GROVER CLEVELAND.
EXECUTIVE MANSION, August 10, 1888.
To the House of Representatives:
I herewith return without approval House bill No. 490, entitled “An act granting a pension to George W. Pitner.”
It appears from the records that the beneficiary named in this bill entered the military service in June, 1863, and was discharged in March, 1866. He was treated while in the Army in the months of December, 1864, and January, 1865, for conjunctivitis.
He filed a claim for pension in 1886, alleging that he had a sunstroke in 1865, and that while at work in a basement in the year 1881 he fell into a well which was open near him and received serious injuries, resulting in the amputation of his right foot and also disability of his left foot. He attributes his fall to vertigo, consequent upon or related to the sunstroke he suffered in the Army.
The claim was rejected on the ground that the evidence taken failed to connect the disabilities for which a pension was claimed with army service.
Whatever may be said of the incurrence of sunstroke in the Army, though he fixes it as after the date of his only medical treatment during his service, and whatever may be said of the continuance of vertigo consequent upon the sunstroke for sixteen years, I find no proof that at the time he fell he was afflicted with vertigo, unless it be his own statement; and whatever disability naturally arose from sunstroke does not appear by him to have been deemed sufficient to induce him to apply for a pension previous to his fall.
In any event there seems to be no satisfactory evidence that anything which occurred in his army service was the cause of his fall and consequent injury.
GROVER CLEVELAND.
EXECUTIVE MANSION, August 19, 1888.
To the House of Representatives:
I return without approval House bill No. 9034, entitled “An act granting a pension to Lydia A. Heiny.”

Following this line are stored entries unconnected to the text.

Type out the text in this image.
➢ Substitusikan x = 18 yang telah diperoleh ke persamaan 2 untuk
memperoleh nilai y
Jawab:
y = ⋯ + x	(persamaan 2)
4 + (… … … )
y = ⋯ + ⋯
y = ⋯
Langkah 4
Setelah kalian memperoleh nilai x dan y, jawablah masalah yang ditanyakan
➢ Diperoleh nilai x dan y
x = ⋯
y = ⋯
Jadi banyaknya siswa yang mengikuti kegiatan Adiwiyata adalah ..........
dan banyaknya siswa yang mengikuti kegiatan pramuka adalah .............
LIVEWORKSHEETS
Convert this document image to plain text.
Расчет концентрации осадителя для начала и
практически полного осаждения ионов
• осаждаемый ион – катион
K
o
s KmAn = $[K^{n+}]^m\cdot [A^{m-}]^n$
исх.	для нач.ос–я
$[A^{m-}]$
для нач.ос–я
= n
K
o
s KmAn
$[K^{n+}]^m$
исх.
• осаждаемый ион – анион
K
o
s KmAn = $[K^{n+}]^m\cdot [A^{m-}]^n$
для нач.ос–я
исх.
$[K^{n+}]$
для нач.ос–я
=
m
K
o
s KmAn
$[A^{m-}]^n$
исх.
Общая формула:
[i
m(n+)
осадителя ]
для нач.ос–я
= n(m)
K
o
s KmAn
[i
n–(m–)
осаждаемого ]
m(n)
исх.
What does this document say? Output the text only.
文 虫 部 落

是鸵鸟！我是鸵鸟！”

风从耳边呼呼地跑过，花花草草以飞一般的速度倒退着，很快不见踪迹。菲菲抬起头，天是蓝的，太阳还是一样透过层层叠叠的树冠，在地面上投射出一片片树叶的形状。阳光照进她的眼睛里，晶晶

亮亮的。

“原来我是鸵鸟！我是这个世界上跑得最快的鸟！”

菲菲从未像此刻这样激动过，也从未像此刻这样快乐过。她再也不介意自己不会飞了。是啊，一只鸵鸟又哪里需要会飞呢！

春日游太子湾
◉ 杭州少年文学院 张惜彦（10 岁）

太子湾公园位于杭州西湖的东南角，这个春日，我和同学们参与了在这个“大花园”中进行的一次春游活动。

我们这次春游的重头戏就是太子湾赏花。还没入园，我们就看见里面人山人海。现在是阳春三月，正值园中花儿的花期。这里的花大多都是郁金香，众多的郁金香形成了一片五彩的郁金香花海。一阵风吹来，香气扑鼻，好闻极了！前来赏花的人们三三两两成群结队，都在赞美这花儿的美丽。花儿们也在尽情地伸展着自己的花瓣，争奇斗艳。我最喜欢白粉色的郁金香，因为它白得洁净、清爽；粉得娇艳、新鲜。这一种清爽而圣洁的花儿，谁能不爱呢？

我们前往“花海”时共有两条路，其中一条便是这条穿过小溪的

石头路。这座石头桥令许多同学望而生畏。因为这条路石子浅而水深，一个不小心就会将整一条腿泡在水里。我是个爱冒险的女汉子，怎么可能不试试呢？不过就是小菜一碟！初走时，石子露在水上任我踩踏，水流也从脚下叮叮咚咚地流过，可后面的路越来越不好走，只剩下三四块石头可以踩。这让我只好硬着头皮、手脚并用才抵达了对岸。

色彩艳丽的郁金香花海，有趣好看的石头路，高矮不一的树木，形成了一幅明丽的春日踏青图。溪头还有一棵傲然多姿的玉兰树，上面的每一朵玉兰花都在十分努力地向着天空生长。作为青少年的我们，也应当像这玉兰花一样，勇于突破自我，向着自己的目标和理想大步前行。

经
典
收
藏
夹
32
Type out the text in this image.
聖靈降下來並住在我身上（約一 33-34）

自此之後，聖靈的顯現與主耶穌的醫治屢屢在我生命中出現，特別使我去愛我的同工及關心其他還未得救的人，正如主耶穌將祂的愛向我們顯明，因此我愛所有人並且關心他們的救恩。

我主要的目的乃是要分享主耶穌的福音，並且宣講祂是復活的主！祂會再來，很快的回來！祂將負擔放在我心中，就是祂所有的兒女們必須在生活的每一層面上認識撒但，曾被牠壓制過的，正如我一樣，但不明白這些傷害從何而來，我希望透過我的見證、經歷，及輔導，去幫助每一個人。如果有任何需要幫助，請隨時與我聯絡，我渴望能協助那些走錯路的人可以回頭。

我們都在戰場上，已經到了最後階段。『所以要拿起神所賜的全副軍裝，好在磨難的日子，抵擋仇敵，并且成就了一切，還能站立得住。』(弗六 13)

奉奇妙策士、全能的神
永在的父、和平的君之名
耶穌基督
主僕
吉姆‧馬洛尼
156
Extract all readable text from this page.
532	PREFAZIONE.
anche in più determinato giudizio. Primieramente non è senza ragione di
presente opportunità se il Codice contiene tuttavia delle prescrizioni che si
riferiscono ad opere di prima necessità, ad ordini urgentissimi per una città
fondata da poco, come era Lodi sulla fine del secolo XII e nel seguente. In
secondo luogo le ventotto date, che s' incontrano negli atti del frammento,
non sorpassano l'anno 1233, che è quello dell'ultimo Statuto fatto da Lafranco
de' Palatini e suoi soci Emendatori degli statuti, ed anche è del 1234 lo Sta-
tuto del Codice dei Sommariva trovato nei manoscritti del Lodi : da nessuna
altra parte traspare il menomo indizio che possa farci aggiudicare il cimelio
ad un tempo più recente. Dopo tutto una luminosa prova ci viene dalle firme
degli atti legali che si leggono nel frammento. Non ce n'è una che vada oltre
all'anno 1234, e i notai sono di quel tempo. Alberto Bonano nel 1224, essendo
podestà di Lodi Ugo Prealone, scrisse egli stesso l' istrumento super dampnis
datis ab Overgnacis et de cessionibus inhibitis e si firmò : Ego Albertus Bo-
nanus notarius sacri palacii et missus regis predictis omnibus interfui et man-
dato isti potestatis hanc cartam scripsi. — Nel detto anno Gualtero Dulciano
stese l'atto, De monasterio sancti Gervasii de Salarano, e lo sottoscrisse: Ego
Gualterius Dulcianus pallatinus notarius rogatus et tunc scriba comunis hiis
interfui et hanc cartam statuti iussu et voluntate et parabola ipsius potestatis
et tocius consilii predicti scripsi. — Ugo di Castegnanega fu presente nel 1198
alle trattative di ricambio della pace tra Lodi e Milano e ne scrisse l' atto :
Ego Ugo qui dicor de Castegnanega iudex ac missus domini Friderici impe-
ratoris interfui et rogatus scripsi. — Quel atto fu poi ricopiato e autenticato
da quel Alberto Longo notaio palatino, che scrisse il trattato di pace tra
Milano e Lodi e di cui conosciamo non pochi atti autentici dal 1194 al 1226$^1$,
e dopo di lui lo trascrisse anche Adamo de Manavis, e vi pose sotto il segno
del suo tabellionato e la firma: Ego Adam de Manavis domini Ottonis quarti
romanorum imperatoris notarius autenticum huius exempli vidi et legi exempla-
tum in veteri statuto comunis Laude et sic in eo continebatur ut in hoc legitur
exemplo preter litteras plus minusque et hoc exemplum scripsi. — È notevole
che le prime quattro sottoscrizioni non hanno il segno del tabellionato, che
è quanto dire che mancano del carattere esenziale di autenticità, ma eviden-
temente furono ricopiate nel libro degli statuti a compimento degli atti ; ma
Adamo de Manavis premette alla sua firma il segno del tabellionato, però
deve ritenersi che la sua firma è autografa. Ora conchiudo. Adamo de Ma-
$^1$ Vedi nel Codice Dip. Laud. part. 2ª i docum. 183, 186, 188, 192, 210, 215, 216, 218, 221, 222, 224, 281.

The husband of this beneficiary served in an Indiana regiment from August, 1861, to March, 1864, when he reenlisted as a veteran volunteer and served as a private and teamster to July 20, 1865, when he was discharged.
There is no record of any disability, and he never applied for a pension.
On the 12th day of December, 1880, in leaving a barber shop at the place where he resided, he fell downstairs and died the next day from the injuries thus received.
His widow filed an application for a pension in the year 1885, alleging that her husband contracted indigestion, bronchitis, nervous debility, and throat disease in the Army, which were the cause of his death.
The claim was rejected upon the ground that the death of the soldier was not due to an injury connected with his military service.
While there has been considerable evidence presented tending to show that the deceased had a throat difficulty which might have resulted from army exposure, the allegation or the presumption that it caused his fatal fall, it seems to me, is entirely unwarranted.